Überraschende Wende im polnischen Justizstreit: Polens Präsident will von seinem Vetorecht Gebrauch machen und die zwei umstrittene Gesetze der Nationalkonservativen stoppen, hieß es am Montag.
Polens Präsident Andrzej Duda will die umstrittene Justizreform der nationalkonservativen Regierung stoppen. Beunruhigung und Ängste in der Bevölkerung vor einer oppressiven Regierung seien zu groß gewesen, begründete er am Montag bei einer überraschend einberufenen Pressekonferenz in Warschau die schnelle Entscheidung und kündigte sein Veto gegen die heftig kritisierte Neuordnung des Obersten Gerichts und des die Unabhängigkeit der Justiz überwachenden Landesrichterrats an.
Duda sagte, er werde die Reformen zur Überarbeitung ins Parlament zurückgeben. Er werde binnen von etwa zwei Monaten eigene Entwürfe ausarbeiten und dafür Experten konsultieren. Am Montag traf er bereits die Vorsitzende des Obersten Gerichts, auch ein Treffen mit dem Leiter des Landesrichterrats stand auf dem Plan.

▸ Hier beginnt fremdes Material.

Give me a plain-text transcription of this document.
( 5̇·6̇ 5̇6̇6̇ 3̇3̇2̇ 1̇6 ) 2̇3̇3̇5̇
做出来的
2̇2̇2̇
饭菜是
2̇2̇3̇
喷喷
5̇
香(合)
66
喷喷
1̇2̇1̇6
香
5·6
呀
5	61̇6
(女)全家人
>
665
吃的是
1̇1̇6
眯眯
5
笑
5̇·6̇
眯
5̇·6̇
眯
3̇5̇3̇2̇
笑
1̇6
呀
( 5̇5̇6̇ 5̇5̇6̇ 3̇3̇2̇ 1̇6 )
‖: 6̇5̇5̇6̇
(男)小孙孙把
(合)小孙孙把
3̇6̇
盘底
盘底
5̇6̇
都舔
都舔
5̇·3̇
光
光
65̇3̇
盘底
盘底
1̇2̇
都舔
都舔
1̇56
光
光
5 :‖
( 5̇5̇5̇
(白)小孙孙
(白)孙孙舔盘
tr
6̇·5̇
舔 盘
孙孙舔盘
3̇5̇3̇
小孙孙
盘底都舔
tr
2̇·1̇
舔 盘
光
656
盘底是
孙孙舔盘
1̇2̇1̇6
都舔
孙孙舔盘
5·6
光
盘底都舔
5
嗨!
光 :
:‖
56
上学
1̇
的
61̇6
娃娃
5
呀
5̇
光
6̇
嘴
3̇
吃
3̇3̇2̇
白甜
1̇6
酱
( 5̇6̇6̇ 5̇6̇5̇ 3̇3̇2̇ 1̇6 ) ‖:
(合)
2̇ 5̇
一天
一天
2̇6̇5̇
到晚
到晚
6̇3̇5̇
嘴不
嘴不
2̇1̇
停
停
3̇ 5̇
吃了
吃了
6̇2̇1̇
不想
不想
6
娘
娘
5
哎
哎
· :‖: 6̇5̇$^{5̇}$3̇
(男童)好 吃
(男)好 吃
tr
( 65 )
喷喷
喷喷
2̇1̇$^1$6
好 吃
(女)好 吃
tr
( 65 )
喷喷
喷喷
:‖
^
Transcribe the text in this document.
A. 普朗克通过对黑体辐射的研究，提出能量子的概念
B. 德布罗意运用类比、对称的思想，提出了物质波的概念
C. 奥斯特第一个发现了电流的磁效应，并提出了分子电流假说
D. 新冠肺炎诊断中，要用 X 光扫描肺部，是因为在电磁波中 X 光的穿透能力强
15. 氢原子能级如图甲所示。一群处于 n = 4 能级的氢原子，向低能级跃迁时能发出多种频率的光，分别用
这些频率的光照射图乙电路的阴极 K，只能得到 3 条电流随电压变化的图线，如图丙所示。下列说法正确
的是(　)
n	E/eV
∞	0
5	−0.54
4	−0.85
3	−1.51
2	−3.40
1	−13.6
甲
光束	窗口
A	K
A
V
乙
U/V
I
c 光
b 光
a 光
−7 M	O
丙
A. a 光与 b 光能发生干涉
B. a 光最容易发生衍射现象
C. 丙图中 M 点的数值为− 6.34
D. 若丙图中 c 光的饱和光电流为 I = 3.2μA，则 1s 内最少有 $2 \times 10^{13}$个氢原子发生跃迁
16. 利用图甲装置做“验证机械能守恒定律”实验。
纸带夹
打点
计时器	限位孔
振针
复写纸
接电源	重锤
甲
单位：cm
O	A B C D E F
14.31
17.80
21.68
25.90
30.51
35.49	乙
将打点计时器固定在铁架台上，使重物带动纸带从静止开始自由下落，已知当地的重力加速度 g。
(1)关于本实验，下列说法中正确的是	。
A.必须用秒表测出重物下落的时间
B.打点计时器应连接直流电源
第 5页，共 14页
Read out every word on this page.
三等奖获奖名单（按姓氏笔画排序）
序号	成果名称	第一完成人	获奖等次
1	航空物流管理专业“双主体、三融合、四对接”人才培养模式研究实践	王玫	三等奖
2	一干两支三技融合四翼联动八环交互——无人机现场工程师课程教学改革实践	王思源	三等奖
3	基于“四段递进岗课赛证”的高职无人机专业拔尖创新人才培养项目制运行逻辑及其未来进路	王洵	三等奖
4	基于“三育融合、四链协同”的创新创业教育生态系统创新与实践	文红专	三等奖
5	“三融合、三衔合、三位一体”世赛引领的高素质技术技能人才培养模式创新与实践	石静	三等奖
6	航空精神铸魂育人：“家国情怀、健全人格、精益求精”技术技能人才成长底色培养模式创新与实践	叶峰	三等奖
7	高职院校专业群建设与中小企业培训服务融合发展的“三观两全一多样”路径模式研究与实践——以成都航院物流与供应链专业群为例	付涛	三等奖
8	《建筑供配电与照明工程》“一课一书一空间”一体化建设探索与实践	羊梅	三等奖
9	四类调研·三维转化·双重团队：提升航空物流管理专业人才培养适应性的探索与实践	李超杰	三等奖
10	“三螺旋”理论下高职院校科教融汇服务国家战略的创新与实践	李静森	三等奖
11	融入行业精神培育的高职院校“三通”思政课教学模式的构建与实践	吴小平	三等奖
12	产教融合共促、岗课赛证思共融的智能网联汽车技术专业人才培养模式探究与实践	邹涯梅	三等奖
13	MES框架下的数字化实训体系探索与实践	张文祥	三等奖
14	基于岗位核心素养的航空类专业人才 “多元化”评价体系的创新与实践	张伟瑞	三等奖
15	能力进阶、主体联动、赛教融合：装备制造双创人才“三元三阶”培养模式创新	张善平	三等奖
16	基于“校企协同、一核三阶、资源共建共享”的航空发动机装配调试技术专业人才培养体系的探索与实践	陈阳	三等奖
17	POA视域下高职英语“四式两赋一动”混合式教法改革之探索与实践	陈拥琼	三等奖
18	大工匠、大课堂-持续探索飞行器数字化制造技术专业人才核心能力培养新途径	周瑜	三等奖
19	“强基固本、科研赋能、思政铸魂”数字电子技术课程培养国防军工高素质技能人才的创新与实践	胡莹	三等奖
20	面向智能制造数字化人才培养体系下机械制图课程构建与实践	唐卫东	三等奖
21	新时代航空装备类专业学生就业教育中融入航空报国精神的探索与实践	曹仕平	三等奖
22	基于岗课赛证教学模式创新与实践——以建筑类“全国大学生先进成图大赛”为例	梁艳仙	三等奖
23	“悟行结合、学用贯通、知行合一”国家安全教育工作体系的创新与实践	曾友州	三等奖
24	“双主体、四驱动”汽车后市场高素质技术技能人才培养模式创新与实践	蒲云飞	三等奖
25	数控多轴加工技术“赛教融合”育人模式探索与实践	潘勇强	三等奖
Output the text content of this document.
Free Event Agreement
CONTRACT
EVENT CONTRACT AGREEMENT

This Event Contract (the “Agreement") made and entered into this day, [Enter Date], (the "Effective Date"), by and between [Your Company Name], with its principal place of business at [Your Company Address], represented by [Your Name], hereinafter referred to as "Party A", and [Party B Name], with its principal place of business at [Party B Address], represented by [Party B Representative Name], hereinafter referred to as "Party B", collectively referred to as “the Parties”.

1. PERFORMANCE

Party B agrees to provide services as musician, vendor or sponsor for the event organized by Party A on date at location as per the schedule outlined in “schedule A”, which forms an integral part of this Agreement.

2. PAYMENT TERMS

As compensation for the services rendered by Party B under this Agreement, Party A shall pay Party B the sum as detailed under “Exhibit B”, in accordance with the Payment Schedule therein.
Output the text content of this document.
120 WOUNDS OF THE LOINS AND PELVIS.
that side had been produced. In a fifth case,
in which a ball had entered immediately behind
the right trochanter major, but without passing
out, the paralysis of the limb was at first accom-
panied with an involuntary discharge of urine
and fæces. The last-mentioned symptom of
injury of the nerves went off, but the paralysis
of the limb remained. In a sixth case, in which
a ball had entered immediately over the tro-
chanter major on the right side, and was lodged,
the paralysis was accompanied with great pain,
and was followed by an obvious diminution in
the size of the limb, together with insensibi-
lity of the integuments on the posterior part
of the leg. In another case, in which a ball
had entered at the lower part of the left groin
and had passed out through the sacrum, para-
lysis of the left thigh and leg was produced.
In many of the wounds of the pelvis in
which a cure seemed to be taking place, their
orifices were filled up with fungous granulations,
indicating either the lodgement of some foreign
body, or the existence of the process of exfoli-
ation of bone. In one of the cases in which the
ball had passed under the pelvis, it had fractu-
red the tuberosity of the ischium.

Seit Tagen hatten tausende Menschen in Warschau und anderen polnischen Städten protestiert und vor einer Bedrohung der Gewaltenteilung gewarnt. Auch die EU-Kommission hatte einen sofortigen Stopp der Gesetzesarbeiten gefordert und mit Sanktionen wie dem Entzug der Stimmrechte gedroht. Das Gerichtswesen müsse dringend reformiert werden, sagte Duda. "Die Änderungen müssen so erfolgen, dass Gesellschaft und Staat nicht gespalten werden"
"Gefühl von Gerichtkeit und Sicherheit geben"
Die umstrittenen Gesetze sollten es der Regierung ermöglichen, Richter des Obersten Gerichts in den Ruhestand zu schicken und ihre Posten neu zu besetzen. Die Richterposten in dem über die Unabhängigkeit der Justiz wachenden Landesrichterrat (KRS) sollten ebenfalls neu besetzt werden. Kritiker fürchteten, dass ein befangenes Oberstes Gericht sogar Wahlen für ungültig erklären könnte. Mühelos hatten die Reformen das Parlament passiert, in dem die Regierungspartei Recht und Gerechtigkeit (PiS) von Jaroslaw Kaczynski mit absoluter Mehrheit regiert.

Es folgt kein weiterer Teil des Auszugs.